Zia Anita se reunió con él en Turín, y allí estuvo seis años. Después del nacimiento de su primer hijo, se trasladaron a Mestre, donde él se estableció por su cuenta. La familia crecía y el negocio prosperaba. Él se retiró con casi ochenta años y, para sorpresa de sus hijos, nacidos todos en la terraferma, el matrimonio regresó a Venecia. Si le preguntabas por qué ninguno de sus hijos había venido con ellos, la tía Anita decía:
– Esos chicos tienen gasolina en las venas, no agua de mar.
Brunetti estaba dispuesto a escuchar con agrado todo lo que Vianello tuviera que decir de su tía.

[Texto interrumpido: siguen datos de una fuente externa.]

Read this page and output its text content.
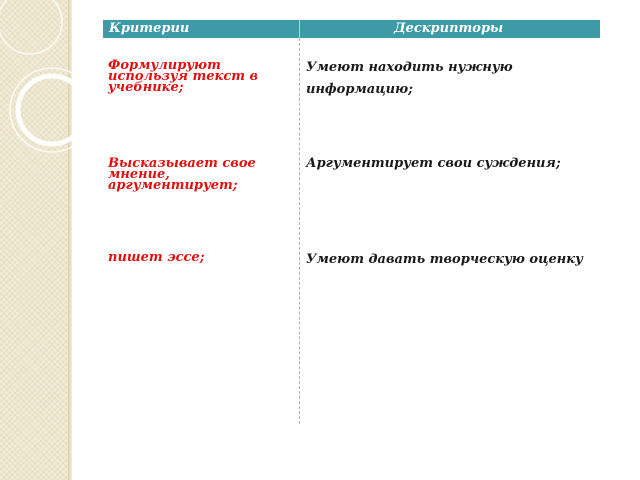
Критерии	Дескрипторы
Формулируют используя текст в учебнике;
Высказывает свое мнение, аргументирует;
пишет эссе;
Умеют находить нужную информацию;
Аргументирует свои суждения;
Умеют давать творческую оценку
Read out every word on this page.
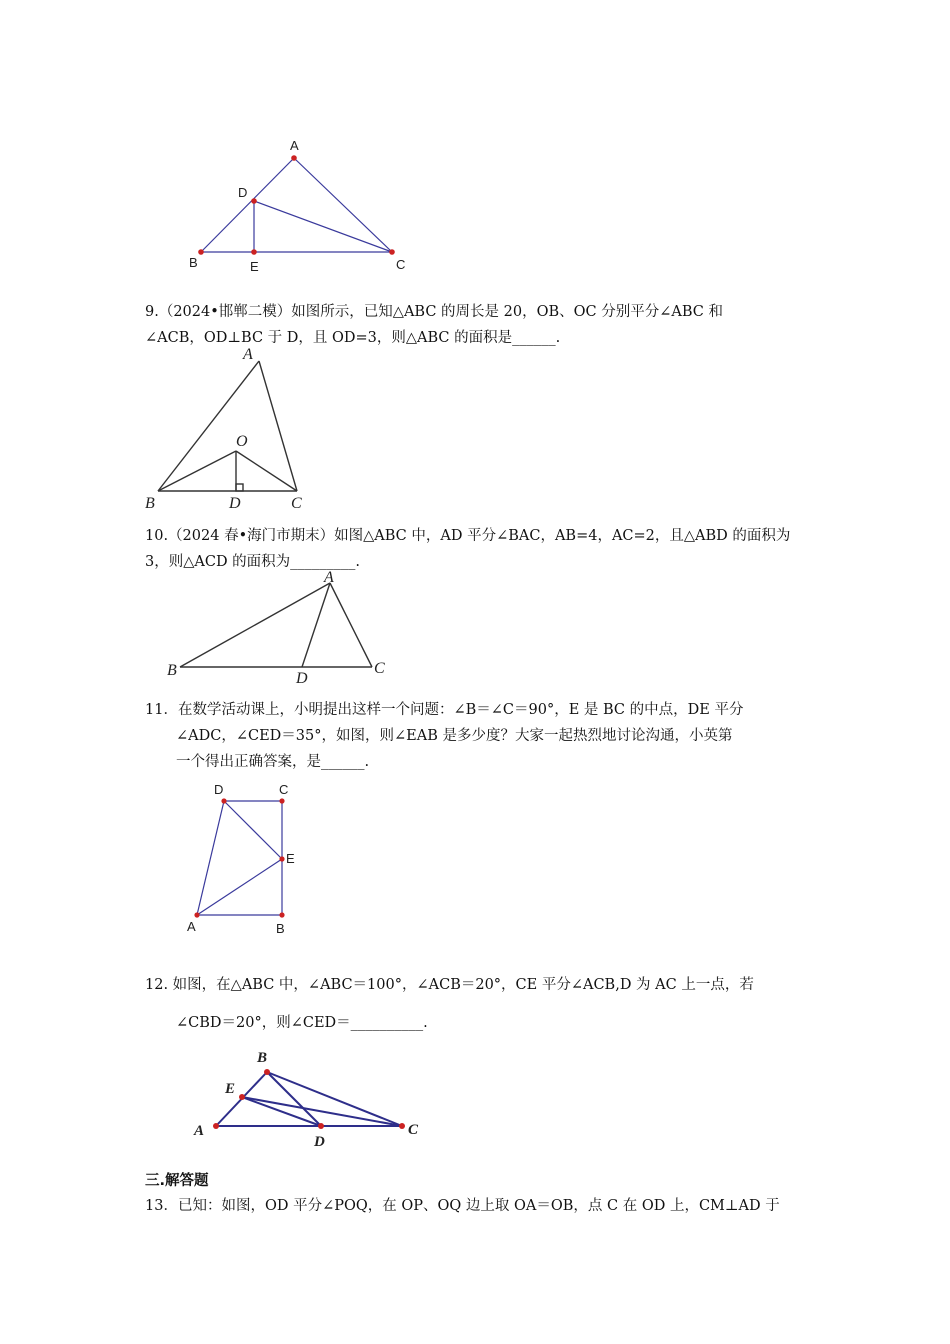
A
D
B	E	C
9.（2024•邯郸二模）如图所示，已知△ABC 的周长是 20，OB、OC 分别平分∠ABC 和
∠ACB，OD⊥BC 于 D，且 OD=3，则△ABC 的面积是______.
A
O
B	D	C
10.（2024 春•海门市期末）如图△ABC 中，AD 平分∠BAC，AB=4，AC=2，且△ABD 的面积为
3，则△ACD 的面积为_________.
A
B	D
C
11．在数学活动课上，小明提出这样一个问题：∠B＝∠C＝90°，E 是 BC 的中点，DE 平分
∠ADC，∠CED＝35°，如图，则∠EAB 是多少度？大家一起热烈地讨论沟通，小英第
一个得出正确答案，是______.
D	C
E
A	B
12. 如图，在△ABC 中，∠ABC＝100°，∠ACB＝20°，CE 平分∠ACB,D 为 AC 上一点，若
∠CBD＝20°，则∠CED＝__________.
B
E
A
D
C
三.解答题
13．已知：如图，OD 平分∠POQ，在 OP、OQ 边上取 OA＝OB，点 C 在 OD 上，CM⊥AD 于
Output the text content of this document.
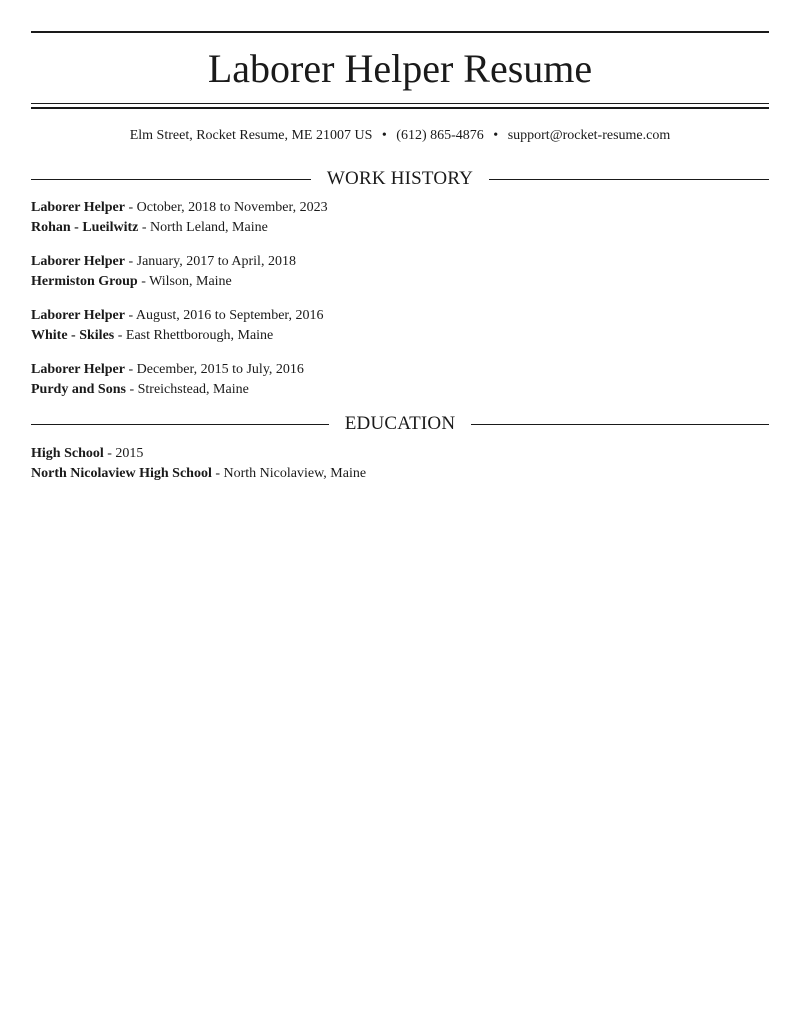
Laborer Helper Resume
Elm Street, Rocket Resume, ME 21007 US • (612) 865-4876 • support@rocket-resume.com
WORK HISTORY
Laborer Helper - October, 2018 to November, 2023
Rohan - Lueilwitz - North Leland, Maine
Laborer Helper - January, 2017 to April, 2018
Hermiston Group - Wilson, Maine
Laborer Helper - August, 2016 to September, 2016
White - Skiles - East Rhettborough, Maine
Laborer Helper - December, 2015 to July, 2016
Purdy and Sons - Streichstead, Maine
EDUCATION
High School - 2015
North Nicolaview High School - North Nicolaview, Maine
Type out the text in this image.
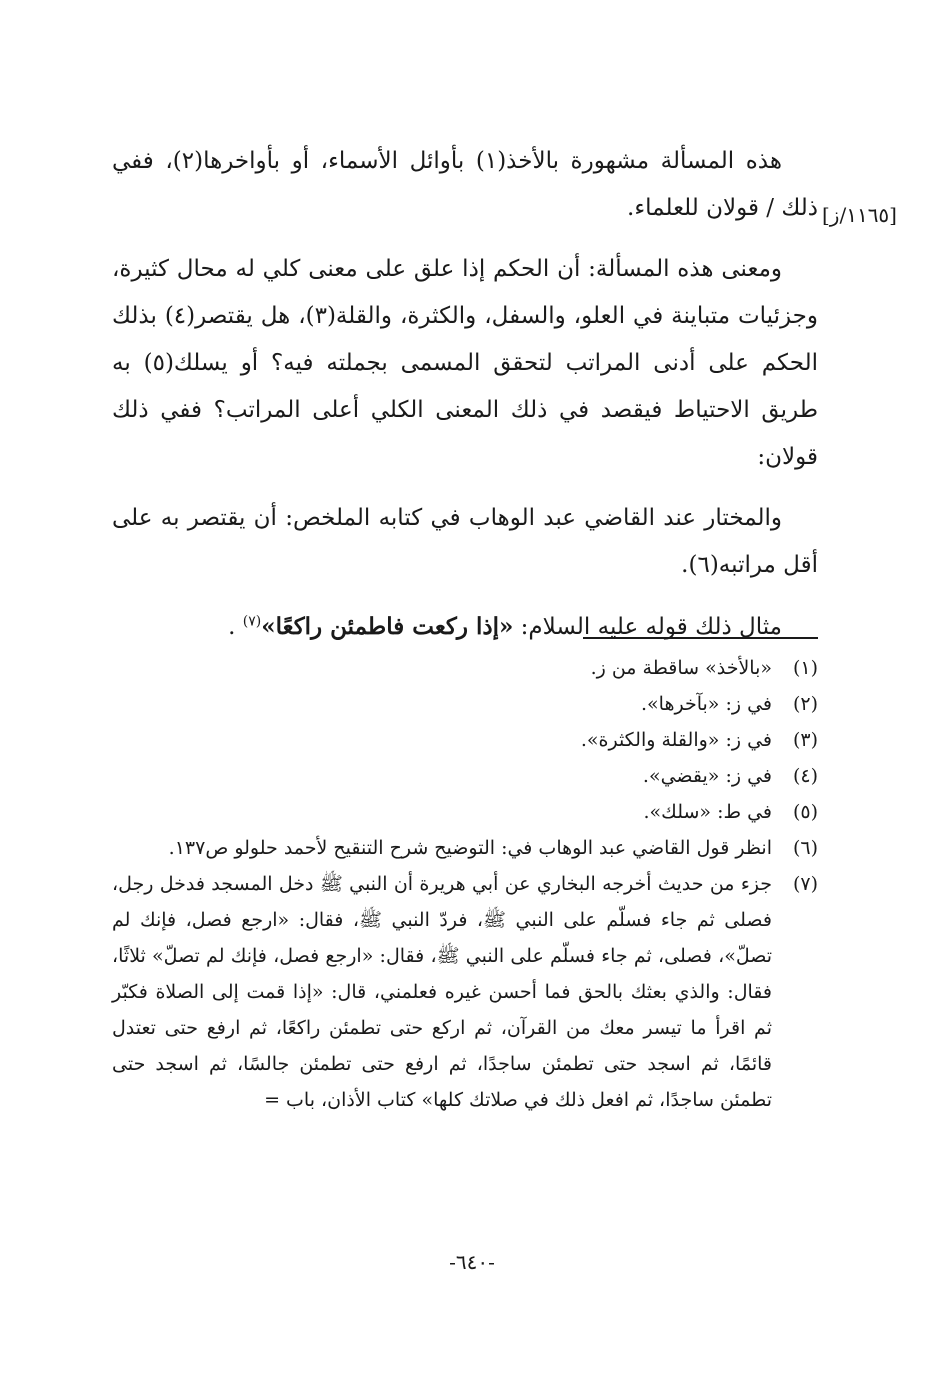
[١١٦٥/ز]

هذه المسألة مشهورة بالأخذ(١) بأوائل الأسماء، أو بأواخرها(٢)، ففي ذلك / قولان للعلماء.

ومعنى هذه المسألة: أن الحكم إذا علق على معنى كلي له محال كثيرة، وجزئيات متباينة في العلو، والسفل، والكثرة، والقلة(٣)، هل يقتصر(٤) بذلك الحكم على أدنى المراتب لتحقق المسمى بجملته فيه؟ أو يسلك(٥) به طريق الاحتياط فيقصد في ذلك المعنى الكلي أعلى المراتب؟ ففي ذلك قولان:

والمختار عند القاضي عبد الوهاب في كتابه الملخص: أن يقتصر به على أقل مراتبه(٦).

مثال ذلك قوله عليه السلام: «إذا ركعت فاطمئن راكعًا»$^{(٧)}$ .

(١)
«بالأخذ» ساقطة من ز.
(٢)
في ز: «بآخرها».
(٣)
في ز: «والقلة والكثرة».
(٤)
في ز: «يقضي».
(٥)
في ط: «سلك».
(٦)
انظر قول القاضي عبد الوهاب في: التوضيح شرح التنقيح لأحمد حلولو ص١٣٧.
(٧)
جزء من حديث أخرجه البخاري عن أبي هريرة أن النبي ﷺ دخل المسجد فدخل رجل، فصلى ثم جاء فسلّم على النبي ﷺ، فردّ النبي ﷺ، فقال: «ارجع فصل، فإنك لم تصلّ»، فصلى، ثم جاء فسلّم على النبي ﷺ، فقال: «ارجع فصل، فإنك لم تصلّ» ثلاثًا، فقال: والذي بعثك بالحق فما أحسن غيره فعلمني، قال: «إذا قمت إلى الصلاة فكبّر ثم اقرأ ما تيسر معك من القرآن، ثم اركع حتى تطمئن راكعًا، ثم ارفع حتى تعتدل قائمًا، ثم اسجد حتى تطمئن ساجدًا، ثم ارفع حتى تطمئن جالسًا، ثم اسجد حتى تطمئن ساجدًا، ثم افعل ذلك في صلاتك كلها» كتاب الأذان، باب =
-٦٤٠-
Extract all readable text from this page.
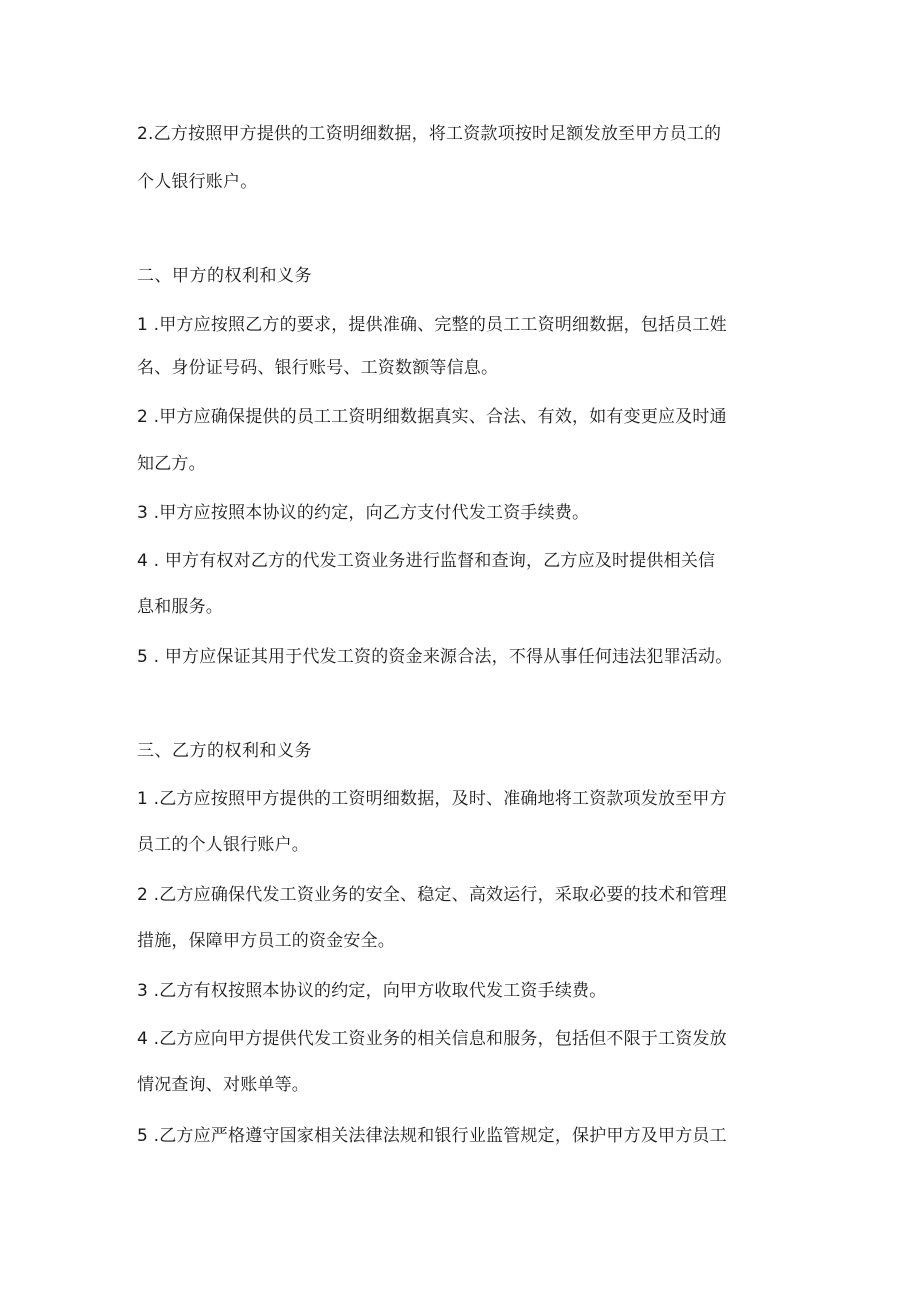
2.乙方按照甲方提供的工资明细数据，将工资款项按时足额发放至甲方员工的
个人银行账户。
二、甲方的权利和义务
1 .甲方应按照乙方的要求，提供准确、完整的员工工资明细数据，包括员工姓
名、身份证号码、银行账号、工资数额等信息。
2 .甲方应确保提供的员工工资明细数据真实、合法、有效，如有变更应及时通
知乙方。
3 .甲方应按照本协议的约定，向乙方支付代发工资手续费。
4 . 甲方有权对乙方的代发工资业务进行监督和查询，乙方应及时提供相关信
息和服务。
5 . 甲方应保证其用于代发工资的资金来源合法，不得从事任何违法犯罪活动。
三、乙方的权利和义务
1 .乙方应按照甲方提供的工资明细数据，及时、准确地将工资款项发放至甲方
员工的个人银行账户。
2 .乙方应确保代发工资业务的安全、稳定、高效运行，采取必要的技术和管理
措施，保障甲方员工的资金安全。
3 .乙方有权按照本协议的约定，向甲方收取代发工资手续费。
4 .乙方应向甲方提供代发工资业务的相关信息和服务，包括但不限于工资发放
情况查询、对账单等。
5 .乙方应严格遵守国家相关法律法规和银行业监管规定，保护甲方及甲方员工
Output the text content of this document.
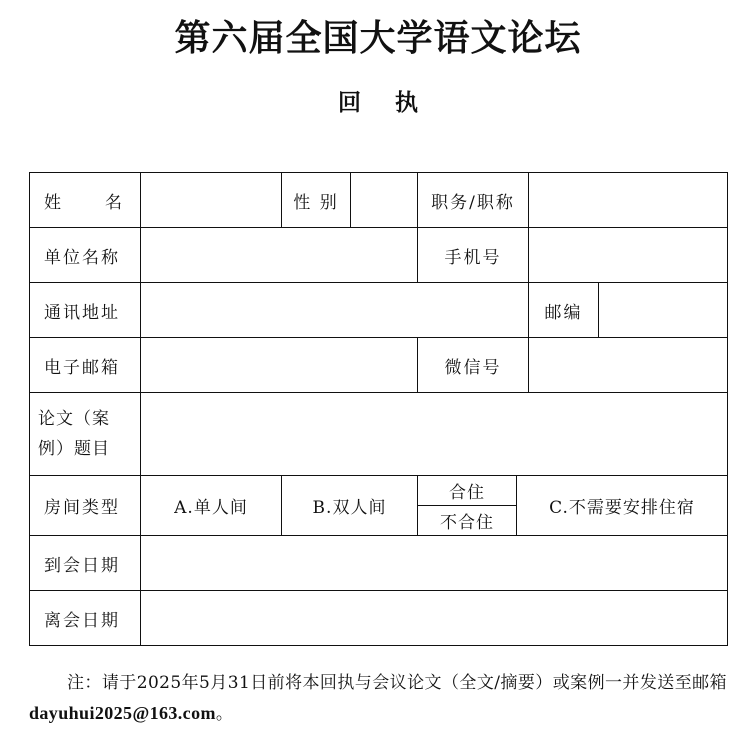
第六届全国大学语文论坛
回 执
姓 名		性 别		职务/职称			
单位名称				手机号			
通讯地址						邮编	
电子邮箱				微信号			

论文（案
例）题目							

房间类型	A.单人间	B.双人间		合住	C.不需要安排住宿		
				不合住			
到会日期							
离会日期							
注：请于2025年5月31日前将本回执与会议论文（全文/摘要）或案例一并发送至邮箱 dayuhui2025@163.com。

Esto le distraería del afán de levantarse cada cinco minutos y acercarse a la ventana para ver si… ¿Si qué? ¿Si empezaba a nevar?
– Y ahora le da por verlo en televisión -continuó Vianello.
– ¿El horóscopo? -preguntó Brunetti, sin poder disimular la sorpresa. Él veía poca televisión, sólo cuando alguien de la familia le obligaba, y no estaba enterado de lo que podías encontrar allí.
– Sí, y sobre todo los programas de los que echan las cartas y de la gente que dice que puede adivinarte el futuro y resolver tus problemas.
– ¿Echadores de cartas? -sólo supo repetir el comisario-. ¿Por la tele?
– Sí. Llamas por teléfono y esa persona te echa las cartas y te dice lo que debes vigilar, o promete ayudarte si estás enfermo. Bueno, eso me han dicho mis primos.
– ¿Te dice que debes andarte con ojo para no rodar por la escalera o para que no te pille desprevenida la llegada de un desconocido alto y moreno? -preguntó Brunetti.
Vianello se encogió de hombros.
– No sé. Nunca veo esos programas. Todo eso me parece ridículo.
– Ridículo no, Lorenzo -aseguró Brunetti-. Extraño, quizá, pero no ridículo. Y, si bien se mira, quizá ni siquiera sea tan extraño.
– ¿Por qué?
– Porque es una anciana, y todos nos inclinamos a pensar que las ancianas creen en esas cosas. Si Paola me oyera, o Nadia, dirían que tengo prejuicios contra las mujeres y contra los viejos.
– ¿No se quemaba a las brujas por esas cosas? -preguntó Vianello.